L’initiative montréalaise pour l’insécurité alimentaire s’associe à des groupes communautaires

Amélie Leclerc
6 Min Read

L’arôme des produits frais se mêle aux conversations animées au Marché Jean-Talon cette semaine alors que le plus grand marché public de Montréal lance un partenariat ambitieux pour lutter contre l’insécurité alimentaire dans toute la ville. Cette initiative associe l’abondance du marché aux organismes communautaires qui servent les populations vulnérables, créant un acheminement direct de nourriture nutritive vers ceux qui en ont le plus besoin.

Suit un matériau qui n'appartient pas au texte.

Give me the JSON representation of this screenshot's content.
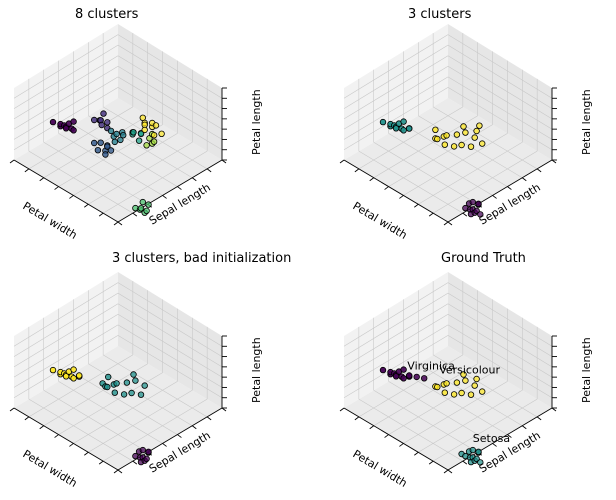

« Nous avons toujours su que nos marchés pouvaient jouer un rôle plus important pour nourrir tous les Montréalais, » explique Isabelle Laliberté, directrice des Marchés Publics de Montréal. « Ce programme crée enfin l’infrastructure nécessaire pour que cela se produise de façon systématique plutôt que sporadique. »

L’initiative arrive à un moment critique. Les données récentes de Moisson Montréal montrent une augmentation de 39% de l’utilisation des banques alimentaires depuis 2019, avec près de 100 000 Montréalais qui dépendent maintenant des services alimentaires d’urgence chaque mois. Les enfants représentent environ un tiers de ces bénéficiaires.

Ce qui rend ce programme unique, c’est son accent sur les produits frais et locaux plutôt que sur les denrées non périssables généralement disponibles via l’aide alimentaire. Chaque semaine, les commerçants participants donnent des produits invendus de qualité avant la fermeture, qui sont immédiatement triés et distribués aux organismes partenaires comme Multicaf, Partageons l’Espoir et le Dépôt alimentaire NDG.

« La qualité est remarquable, » affirme Marcel Leduc, qui coordonne les programmes alimentaires chez Multicaf à Côte-des-Neiges. « Nos clients reçoivent les mêmes beaux produits vendus aux clients du marché quelques heures plus tôt. La dignité que cela apporte à l’expérience d’aide alimentaire est inestimable. »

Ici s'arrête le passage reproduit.